Chris Paul is great getting this team out in transition before the D gets a chance to set up...


----------



## Geaux Tigers (Apr 26, 2004)

David West hits the shot to end the first quarter at the buzzer.

David West = money at the buzzer...any buzzer.


----------



## Geaux Tigers (Apr 26, 2004)

JR Smith in the game and he's playing pretty well. He's getting into the lane and drawing fouls.

He just threw down a nice jam on Radmanovic


----------



## Geaux Tigers (Apr 26, 2004)

I really really really hope Brandon Bass can work his way to getting minutes on this team.

:gopray:


----------



## supermati (Mar 28, 2005)

Finally, we are getting back on track!


----------



## Geaux Tigers (Apr 26, 2004)

JR Smith getting more and more mintues...


----------



## Geaux Tigers (Apr 26, 2004)

Rasual Butler with a career high...

K now time to put Brandon Bass in...


----------



## supermati (Mar 28, 2005)

Butler is being a moster, how many 3s did he nail?


----------



## spongyfungy (Oct 22, 2003)

supermati said:


> Butler is being a moster, how many 3s did he nail?

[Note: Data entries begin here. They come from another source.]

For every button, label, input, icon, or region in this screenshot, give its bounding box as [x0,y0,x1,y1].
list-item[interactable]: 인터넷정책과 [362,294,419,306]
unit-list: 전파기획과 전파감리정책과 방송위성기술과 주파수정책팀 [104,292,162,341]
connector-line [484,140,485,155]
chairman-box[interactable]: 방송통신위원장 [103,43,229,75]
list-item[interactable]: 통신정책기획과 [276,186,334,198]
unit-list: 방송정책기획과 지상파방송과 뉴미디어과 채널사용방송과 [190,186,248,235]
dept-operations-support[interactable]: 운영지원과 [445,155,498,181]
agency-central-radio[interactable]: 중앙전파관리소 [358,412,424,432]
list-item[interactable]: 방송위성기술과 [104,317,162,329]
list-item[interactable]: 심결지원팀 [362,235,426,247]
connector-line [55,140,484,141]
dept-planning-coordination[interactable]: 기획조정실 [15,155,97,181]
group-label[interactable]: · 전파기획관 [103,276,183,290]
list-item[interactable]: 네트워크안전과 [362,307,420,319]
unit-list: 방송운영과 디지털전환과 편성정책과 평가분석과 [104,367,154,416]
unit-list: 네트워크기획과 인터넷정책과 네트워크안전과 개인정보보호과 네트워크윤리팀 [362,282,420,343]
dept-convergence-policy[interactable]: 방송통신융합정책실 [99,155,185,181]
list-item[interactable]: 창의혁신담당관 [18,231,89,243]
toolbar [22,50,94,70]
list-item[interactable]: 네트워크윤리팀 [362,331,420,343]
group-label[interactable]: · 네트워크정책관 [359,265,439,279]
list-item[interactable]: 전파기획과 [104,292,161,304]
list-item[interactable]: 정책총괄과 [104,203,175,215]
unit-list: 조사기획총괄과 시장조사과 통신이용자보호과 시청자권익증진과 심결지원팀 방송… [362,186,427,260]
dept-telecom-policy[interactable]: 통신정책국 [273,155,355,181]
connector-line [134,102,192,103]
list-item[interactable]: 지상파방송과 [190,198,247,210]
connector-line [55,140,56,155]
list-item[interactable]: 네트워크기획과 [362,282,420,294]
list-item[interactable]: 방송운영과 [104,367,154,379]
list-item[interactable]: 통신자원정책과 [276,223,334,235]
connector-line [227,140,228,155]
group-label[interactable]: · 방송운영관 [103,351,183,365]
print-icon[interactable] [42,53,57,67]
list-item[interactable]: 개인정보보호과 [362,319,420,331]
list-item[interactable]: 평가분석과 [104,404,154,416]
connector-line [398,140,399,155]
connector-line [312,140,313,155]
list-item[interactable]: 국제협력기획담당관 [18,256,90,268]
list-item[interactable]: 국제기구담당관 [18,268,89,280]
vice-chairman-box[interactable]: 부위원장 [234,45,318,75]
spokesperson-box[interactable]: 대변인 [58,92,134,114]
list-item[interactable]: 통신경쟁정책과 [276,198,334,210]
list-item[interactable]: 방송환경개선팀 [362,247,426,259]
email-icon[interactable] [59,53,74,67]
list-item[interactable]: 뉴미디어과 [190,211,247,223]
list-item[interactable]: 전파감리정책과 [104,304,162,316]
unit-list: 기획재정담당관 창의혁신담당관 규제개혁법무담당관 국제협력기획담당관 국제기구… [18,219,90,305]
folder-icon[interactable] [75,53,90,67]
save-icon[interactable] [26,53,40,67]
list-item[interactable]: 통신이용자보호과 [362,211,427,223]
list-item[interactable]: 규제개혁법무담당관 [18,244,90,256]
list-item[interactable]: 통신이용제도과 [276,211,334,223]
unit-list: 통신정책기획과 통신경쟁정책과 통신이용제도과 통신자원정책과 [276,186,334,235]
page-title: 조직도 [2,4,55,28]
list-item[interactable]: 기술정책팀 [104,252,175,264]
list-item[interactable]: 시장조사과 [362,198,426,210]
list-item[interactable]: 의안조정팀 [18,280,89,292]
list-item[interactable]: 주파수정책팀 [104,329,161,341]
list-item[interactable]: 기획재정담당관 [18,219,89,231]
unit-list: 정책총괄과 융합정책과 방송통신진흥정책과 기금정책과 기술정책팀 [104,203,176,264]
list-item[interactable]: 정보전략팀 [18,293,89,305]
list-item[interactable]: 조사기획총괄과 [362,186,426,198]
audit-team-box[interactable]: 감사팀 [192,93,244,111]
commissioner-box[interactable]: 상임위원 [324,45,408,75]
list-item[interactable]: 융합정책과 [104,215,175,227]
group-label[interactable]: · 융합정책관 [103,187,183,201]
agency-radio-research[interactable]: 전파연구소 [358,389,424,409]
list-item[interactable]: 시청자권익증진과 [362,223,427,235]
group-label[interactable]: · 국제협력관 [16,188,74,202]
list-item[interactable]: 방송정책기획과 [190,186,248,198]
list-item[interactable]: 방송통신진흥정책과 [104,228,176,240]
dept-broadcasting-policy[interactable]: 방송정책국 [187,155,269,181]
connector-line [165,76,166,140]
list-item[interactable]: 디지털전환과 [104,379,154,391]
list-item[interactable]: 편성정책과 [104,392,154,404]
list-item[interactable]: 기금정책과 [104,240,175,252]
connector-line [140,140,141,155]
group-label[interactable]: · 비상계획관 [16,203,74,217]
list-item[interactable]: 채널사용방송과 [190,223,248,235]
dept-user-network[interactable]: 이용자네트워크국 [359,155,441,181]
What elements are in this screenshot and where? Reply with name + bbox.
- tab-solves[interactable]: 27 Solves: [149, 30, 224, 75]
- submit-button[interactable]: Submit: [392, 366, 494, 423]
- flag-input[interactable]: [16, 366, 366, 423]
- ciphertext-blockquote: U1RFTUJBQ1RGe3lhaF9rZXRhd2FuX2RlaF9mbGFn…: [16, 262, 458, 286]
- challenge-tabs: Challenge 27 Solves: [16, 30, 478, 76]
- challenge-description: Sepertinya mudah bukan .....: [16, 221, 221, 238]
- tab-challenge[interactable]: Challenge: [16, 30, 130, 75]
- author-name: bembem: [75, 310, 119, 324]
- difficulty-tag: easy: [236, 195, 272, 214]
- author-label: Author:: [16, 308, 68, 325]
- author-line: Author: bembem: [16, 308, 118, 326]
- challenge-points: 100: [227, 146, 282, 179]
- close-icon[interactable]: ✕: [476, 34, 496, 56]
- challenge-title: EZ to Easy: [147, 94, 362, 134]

 He hit the last one. at least he apologized for that. Anyone think Cassell is going to say something?


----------



## Geaux Tigers (Apr 26, 2004)

spongyfungy said:


> He hit the last one. at least he apologized for that. Anyone think Cassell is going to say something?


That was classy for apologizing for that last three. He said his daughter turned 8 and he said he would try and get her 8 three's. He ended with 7...


----------



## Starbury03 (Aug 12, 2003)

If this was back in the 90's he would be on his *** the next time he played the Clippers.


----------



## Diable (Apr 26, 2005)

I don't care what the Clippers think right now.Rasual Butler isn't going to get many chances to bust 30 on anyone and I just want the damned win.It would be very nice if we could get on a streak the right way now,but the schedeule is pretty tough I think.


----------



## girllovesthegame (Nov 3, 2005)

Thank goodness we snapped that streak! We're gonna win on Thursday too! :biggrin:


----------



## Free Arsenal (Nov 8, 2004)

Hornets fans, gotta say props for beating us, I was expecting this.


----------



## supermati (Mar 28, 2005)

A big, FINALLY.
I'm sure the team will be the same as before the all-star break.


----------